Since CATEGORY_LIMIT is hard coded and not configurable, this needs to be fixed to make the feature more resilient.
Options to fix this
Quick fix: Remove text field analysis from contextual insights here: https://github.com/elastic/kibana/blob/main/x-pack/platform/packages/shared/ml/aiops_log_rate_analysis/queries/fetch_log_rate_analysis_for_alert.ts#L158 - Obviously the analysis will no longer identify significant text patterns (will still identify significant keyword fields) but it eliminats the risk of running into large msearches completely
Quick fix alternative: Overwrite the CATEGORY_LIMIT to something much smaller, for example in x-pack/platform/packages/shared/ml/aiops_log_rate_analysis/queries/fetch_categories.ts with something like:
request.query = query;
if (request.aggs.categories?.categorize_text) {
request.aggs.categories.categorize_text.size = 50;
}
This means we'll likely miss low-count/long-tail but still significant text patterns but it will still identify high-count ones.

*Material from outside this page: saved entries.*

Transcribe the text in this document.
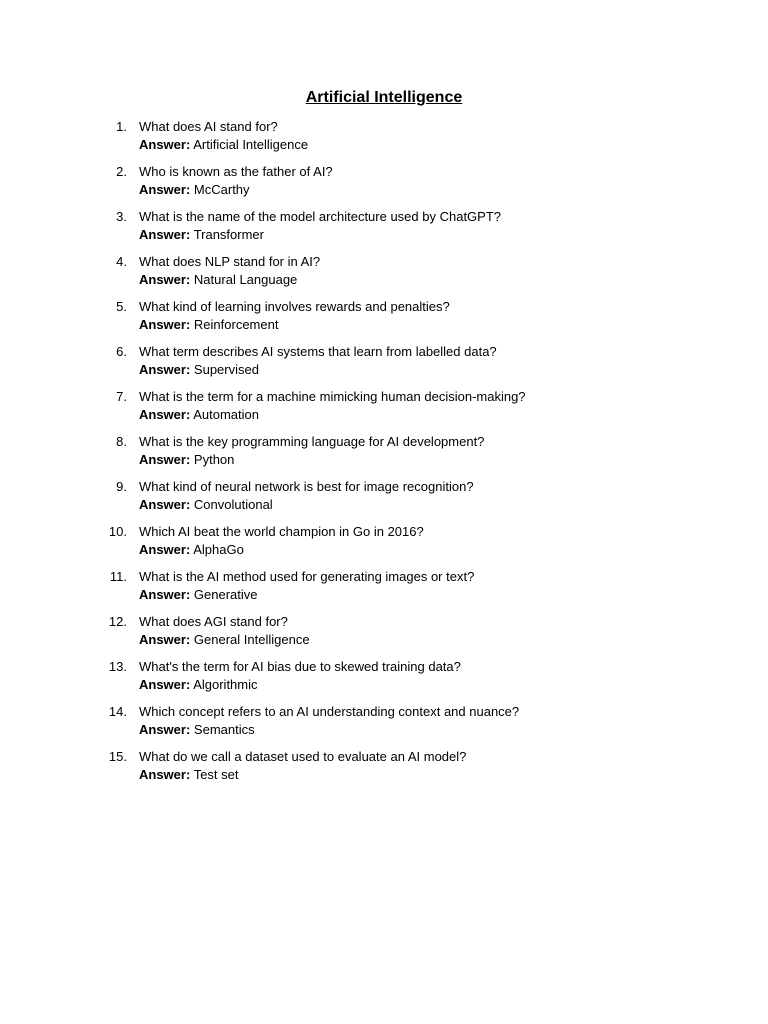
Artificial Intelligence
1. What does AI stand for?
Answer: Artificial Intelligence
2. Who is known as the father of AI?
Answer: McCarthy
3. What is the name of the model architecture used by ChatGPT?
Answer: Transformer
4. What does NLP stand for in AI?
Answer: Natural Language
5. What kind of learning involves rewards and penalties?
Answer: Reinforcement
6. What term describes AI systems that learn from labelled data?
Answer: Supervised
7. What is the term for a machine mimicking human decision-making?
Answer: Automation
8. What is the key programming language for AI development?
Answer: Python
9. What kind of neural network is best for image recognition?
Answer: Convolutional
10. Which AI beat the world champion in Go in 2016?
Answer: AlphaGo
11. What is the AI method used for generating images or text?
Answer: Generative
12. What does AGI stand for?
Answer: General Intelligence
13. What's the term for AI bias due to skewed training data?
Answer: Algorithmic
14. Which concept refers to an AI understanding context and nuance?
Answer: Semantics
15. What do we call a dataset used to evaluate an AI model?
Answer: Test set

Longer term fix: Similar to how we chunk/queue requests on the outer level for the list of fields to analyse, we'd need to create another inner chunked queue for these requests to not throw all requests into a single msearch.
Maybe related: On the log rate analysis page in the ML plugin there's a setting to exclude frozen data which is ON to exclude by default. That is likely not the case on the O11Y alert details page where the feature gets used as part of contextual insights.